Solved – Going from daily probability to annual rate: more complicated than I thought

probability

I am trying to go from a functional relationship between a predictor variable and a probability of an event occurring ($P = f(X)$) to an overall rate at which the event occurs. My scenario is estimating annual rates of fish escapement from a reservoir given a relationship between daily mean discharge $Q$ and probability of a fish escaping given said discharge, i.e. $P = f(Q)$. Let's assume that $P = f(Q)$ is a discrete relationship, i.e. I have discretized the continuous function $f(Q)$.

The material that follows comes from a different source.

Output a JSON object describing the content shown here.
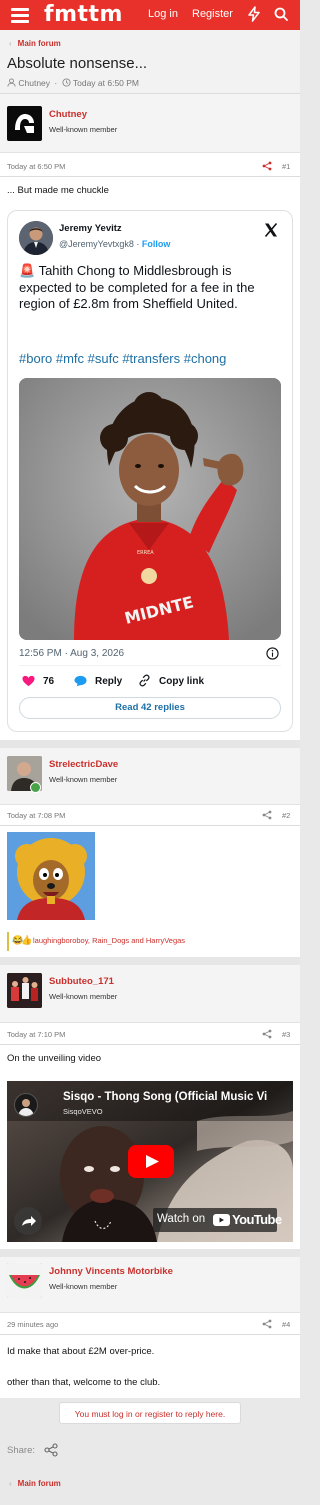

I am getting very low values for my annual escapement rate compared to what empirical data suggests (~3 % vs over 13%), so I am concerned that my methodology for upscaling from daily to annual escapement probability is flawed.
My original thinking for calculating the annual probability of escapement is the formula

$$
P_{annual} = \sum_i 1 – [1 – P(Q_i)]^{d_i}
$$

where $Q_i$ is a given discharge from the discretization of $f(Q)$ and $d_i$ is the total number of days in a year that reservoir discharge was held at that rate. Without any better information and given a fairly large fish population in the reservoir, I assume that the annual rate of escapement is equal to the annual probability of escapement, i.e.

$$
N_{escaped} = N*P{annual}
$$
where $N$ is the starting population of fish that year and $N_{escaped}$ is the number of fish that escaped that year.

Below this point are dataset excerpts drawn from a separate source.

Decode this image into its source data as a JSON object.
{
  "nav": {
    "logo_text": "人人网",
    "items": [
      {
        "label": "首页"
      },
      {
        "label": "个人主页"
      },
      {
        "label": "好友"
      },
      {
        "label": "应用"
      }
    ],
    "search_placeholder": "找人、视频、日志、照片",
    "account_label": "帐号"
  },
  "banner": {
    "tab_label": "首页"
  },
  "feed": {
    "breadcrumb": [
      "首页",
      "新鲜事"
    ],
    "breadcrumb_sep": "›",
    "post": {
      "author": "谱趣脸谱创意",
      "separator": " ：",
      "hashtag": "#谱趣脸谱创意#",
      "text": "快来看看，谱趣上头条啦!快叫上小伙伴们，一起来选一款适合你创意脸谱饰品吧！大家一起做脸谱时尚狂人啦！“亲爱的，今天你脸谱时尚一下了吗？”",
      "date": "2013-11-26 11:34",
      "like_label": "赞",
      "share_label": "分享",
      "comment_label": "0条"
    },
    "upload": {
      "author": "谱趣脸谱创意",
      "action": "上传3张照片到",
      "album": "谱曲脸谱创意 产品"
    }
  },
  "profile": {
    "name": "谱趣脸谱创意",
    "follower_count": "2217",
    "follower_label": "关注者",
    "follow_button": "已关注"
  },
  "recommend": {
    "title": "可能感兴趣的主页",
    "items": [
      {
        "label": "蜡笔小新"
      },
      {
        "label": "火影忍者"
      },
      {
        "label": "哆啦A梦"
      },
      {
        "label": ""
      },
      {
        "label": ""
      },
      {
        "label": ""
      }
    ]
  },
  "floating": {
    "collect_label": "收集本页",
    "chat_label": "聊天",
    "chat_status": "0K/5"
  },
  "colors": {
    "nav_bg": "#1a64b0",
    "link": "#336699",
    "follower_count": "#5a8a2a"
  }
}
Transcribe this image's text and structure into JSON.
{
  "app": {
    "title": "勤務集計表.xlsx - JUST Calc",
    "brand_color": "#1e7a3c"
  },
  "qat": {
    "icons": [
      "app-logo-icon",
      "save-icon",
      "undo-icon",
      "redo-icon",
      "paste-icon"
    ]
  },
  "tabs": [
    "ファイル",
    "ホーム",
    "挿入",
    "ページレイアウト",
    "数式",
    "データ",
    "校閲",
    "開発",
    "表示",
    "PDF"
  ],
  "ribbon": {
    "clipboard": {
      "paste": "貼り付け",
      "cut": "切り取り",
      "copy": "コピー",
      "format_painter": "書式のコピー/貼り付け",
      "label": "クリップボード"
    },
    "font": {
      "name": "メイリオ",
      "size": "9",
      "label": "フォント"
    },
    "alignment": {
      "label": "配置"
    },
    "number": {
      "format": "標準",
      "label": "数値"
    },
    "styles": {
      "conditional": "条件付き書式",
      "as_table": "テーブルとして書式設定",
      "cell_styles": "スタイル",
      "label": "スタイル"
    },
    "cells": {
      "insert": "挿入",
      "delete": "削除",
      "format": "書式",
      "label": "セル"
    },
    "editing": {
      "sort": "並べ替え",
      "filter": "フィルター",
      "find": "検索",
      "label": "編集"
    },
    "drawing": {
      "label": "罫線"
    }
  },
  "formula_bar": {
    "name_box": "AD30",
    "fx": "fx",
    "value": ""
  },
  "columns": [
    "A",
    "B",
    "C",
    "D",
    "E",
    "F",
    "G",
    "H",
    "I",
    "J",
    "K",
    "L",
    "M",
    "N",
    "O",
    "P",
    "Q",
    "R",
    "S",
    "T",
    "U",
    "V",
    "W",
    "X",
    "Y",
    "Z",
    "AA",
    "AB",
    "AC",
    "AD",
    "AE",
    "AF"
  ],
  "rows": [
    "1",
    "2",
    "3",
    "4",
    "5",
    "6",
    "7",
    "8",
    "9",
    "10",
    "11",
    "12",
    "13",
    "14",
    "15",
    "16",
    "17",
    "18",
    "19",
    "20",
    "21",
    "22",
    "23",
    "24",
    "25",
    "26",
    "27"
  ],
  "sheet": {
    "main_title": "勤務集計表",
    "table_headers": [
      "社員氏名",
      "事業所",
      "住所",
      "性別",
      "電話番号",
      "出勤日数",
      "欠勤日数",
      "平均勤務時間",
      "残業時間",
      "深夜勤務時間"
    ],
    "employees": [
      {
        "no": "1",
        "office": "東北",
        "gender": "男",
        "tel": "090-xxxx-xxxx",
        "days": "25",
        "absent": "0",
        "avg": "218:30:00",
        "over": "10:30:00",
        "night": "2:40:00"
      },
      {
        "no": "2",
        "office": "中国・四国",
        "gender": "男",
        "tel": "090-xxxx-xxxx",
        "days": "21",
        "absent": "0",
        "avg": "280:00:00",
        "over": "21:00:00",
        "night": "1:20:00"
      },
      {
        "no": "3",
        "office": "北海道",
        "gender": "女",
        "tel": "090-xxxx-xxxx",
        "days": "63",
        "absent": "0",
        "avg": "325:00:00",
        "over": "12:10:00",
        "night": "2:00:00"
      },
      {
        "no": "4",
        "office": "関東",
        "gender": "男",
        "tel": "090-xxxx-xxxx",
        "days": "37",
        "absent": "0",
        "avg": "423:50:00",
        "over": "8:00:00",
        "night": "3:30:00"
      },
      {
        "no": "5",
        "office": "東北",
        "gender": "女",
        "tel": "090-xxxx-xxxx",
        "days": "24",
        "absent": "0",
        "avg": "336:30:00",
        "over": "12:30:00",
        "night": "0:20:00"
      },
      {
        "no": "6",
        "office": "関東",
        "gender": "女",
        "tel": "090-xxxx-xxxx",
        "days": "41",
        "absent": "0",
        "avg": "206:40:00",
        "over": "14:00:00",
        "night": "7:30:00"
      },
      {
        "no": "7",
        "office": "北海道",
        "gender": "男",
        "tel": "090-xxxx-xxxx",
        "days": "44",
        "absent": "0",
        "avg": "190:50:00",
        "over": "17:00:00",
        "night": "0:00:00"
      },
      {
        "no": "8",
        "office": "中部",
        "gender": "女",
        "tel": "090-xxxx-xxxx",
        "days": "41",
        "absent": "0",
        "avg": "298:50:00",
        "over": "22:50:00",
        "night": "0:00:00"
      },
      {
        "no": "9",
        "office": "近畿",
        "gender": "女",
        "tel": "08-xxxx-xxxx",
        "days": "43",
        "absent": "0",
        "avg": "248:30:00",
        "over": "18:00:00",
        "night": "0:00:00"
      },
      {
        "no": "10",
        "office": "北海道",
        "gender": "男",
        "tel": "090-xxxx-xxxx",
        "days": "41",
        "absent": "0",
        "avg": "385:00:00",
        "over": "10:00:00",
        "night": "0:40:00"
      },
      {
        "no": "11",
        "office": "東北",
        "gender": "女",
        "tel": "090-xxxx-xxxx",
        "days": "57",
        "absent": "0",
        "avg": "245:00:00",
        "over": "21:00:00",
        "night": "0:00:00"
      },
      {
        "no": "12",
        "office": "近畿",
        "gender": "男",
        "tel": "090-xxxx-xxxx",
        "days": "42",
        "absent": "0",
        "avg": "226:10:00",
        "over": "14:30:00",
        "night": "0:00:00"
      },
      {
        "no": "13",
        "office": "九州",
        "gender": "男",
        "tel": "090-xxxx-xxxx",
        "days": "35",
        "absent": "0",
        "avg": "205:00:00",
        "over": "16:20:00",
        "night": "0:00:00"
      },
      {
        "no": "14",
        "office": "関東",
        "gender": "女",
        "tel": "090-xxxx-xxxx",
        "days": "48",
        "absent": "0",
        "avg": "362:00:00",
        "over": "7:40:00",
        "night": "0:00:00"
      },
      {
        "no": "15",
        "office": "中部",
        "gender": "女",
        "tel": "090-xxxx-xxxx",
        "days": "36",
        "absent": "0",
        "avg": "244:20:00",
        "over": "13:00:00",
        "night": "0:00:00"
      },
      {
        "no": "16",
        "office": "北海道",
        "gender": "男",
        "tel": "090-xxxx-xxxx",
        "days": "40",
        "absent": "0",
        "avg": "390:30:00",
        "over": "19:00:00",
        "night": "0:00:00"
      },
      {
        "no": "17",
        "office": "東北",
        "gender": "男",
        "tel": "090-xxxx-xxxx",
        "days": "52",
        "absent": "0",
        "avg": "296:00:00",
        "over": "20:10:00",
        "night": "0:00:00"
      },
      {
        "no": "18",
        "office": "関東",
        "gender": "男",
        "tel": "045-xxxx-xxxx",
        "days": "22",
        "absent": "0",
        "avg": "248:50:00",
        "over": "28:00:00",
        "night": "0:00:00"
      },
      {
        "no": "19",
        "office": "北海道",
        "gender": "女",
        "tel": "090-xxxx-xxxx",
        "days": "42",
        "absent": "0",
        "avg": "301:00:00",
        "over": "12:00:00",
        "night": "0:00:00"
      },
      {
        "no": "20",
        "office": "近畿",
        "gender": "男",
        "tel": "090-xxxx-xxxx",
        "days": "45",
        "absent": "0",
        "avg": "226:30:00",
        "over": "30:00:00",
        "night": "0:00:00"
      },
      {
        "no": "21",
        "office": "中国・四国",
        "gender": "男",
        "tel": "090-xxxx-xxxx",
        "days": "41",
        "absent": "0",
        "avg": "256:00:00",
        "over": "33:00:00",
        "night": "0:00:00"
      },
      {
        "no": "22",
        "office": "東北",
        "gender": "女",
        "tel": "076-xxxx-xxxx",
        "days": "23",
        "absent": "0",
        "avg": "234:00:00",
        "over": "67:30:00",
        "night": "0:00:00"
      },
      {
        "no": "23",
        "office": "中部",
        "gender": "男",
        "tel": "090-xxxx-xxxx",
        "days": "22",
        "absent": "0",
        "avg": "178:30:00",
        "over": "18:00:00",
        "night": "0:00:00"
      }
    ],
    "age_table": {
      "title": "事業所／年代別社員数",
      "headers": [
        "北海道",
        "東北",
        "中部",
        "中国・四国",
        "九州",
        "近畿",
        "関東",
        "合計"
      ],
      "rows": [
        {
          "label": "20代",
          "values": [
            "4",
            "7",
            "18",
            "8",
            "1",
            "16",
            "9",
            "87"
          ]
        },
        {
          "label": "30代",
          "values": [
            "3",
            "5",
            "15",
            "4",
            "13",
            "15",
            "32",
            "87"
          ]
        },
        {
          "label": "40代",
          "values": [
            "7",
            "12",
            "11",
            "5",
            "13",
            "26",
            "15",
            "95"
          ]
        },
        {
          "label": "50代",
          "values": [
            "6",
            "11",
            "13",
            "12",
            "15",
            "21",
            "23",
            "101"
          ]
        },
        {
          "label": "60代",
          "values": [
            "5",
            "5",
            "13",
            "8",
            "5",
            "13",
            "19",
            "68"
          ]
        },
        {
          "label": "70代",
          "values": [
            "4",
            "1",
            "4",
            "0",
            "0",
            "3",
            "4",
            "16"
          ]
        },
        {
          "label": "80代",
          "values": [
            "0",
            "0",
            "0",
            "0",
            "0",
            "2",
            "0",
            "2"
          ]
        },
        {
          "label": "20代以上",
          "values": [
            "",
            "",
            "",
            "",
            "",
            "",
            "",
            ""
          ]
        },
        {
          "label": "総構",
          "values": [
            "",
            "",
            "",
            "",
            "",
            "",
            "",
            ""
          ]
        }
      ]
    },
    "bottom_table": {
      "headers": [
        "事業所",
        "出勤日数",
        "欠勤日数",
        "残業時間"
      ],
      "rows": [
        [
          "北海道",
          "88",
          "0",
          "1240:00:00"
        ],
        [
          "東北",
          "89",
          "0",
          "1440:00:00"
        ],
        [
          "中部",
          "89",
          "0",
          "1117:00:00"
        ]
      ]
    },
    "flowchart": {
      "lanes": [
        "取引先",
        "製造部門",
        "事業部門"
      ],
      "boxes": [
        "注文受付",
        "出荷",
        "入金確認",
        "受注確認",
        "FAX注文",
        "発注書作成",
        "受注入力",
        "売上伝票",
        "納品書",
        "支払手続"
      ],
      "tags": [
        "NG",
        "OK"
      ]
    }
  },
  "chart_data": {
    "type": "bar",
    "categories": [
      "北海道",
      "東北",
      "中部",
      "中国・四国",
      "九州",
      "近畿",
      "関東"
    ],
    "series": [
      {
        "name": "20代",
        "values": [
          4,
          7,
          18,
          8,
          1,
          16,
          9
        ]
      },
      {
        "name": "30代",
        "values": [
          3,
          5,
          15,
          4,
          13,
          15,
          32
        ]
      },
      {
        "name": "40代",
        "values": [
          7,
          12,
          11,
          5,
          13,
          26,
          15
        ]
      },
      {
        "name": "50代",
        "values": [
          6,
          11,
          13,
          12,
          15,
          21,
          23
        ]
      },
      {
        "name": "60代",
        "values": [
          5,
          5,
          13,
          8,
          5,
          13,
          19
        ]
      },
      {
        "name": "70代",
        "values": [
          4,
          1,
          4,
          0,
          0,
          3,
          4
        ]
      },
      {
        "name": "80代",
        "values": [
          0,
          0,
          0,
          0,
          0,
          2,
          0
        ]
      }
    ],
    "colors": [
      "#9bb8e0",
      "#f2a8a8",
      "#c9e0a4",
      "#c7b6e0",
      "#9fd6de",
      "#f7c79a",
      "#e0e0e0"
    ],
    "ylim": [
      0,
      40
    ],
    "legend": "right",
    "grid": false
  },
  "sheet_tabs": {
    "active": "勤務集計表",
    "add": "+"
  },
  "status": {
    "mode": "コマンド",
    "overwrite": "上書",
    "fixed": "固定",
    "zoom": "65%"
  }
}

Looking around the site, there seems to be some debate on whether my definition of $N_{escaped}$ is acceptable, and I'm not sure I am correctly defining $P_{annual}$ or that it doesn't translate to $N_{escaped}$ the way I have defined. Can any probability gurus clarify things for me?

EDIT

Thanks to @Creosote's answer the correct formulation of the annual escapement probability should actually be
$$
P_{annual} = 1 – \prod_i \left[1 – f(Q_i) \right]^{d_i}
$$
However, this changes my results on the order of 0.01%, so my problem is not solved (or perhaps the issue is not with the formulation). I obtained the discharge-escapement curve from this paper. The 13% annual escapement estimate for years 2009–2011 from the paper is based on mark-recapture studies, and the curve (with 95% confidence interval) is based on a multi-state model the authors generated from the same data (I have obtained the curve generated by the discharge-only model, which predicts slightly higher escapements that the figure in the paper). I use the reservoir release record to calculate the number of days that a release is within a given "flow band", e.g. the number of days in the year the flow is between 1000 cfs and 1250 cfs. The flow bands are actually defined such that the bounds of each band span a change in the escapement probability of 0.005%.

I don't get much above 4% for any of the years even when using the upper confidence limit of the curve. I recognize that there should be some discrepancy between the two results, but I would actually expect my escapement rates to be higher because the model accounts for tag loss and mortality. Any ideas?

EDIT 2

I'm accepting Creosote's answer because it provides the correct way to scale up from daily to annual probability. EdM's answer was also very helpful in pointing out that the issue probably has more to do with the underlying the escapement-discharge model than with the upscaling procedure. I'll post another edit if I get more information on my problem, but the daily–>annual probability question seems solved.

Best Answer

A randomly-chosen fish on a randomly-chosen day with discharge $Q_i$ will remain in place with probability $1-f(Q_i)$. So it'll remain in place for the whole year with probability $\prod_i \left( 1-f(Q_i) \right)^{d_i}$, and so your $P_\textrm{annual}$ is one minus that. Assuming I've understood your notation, that is.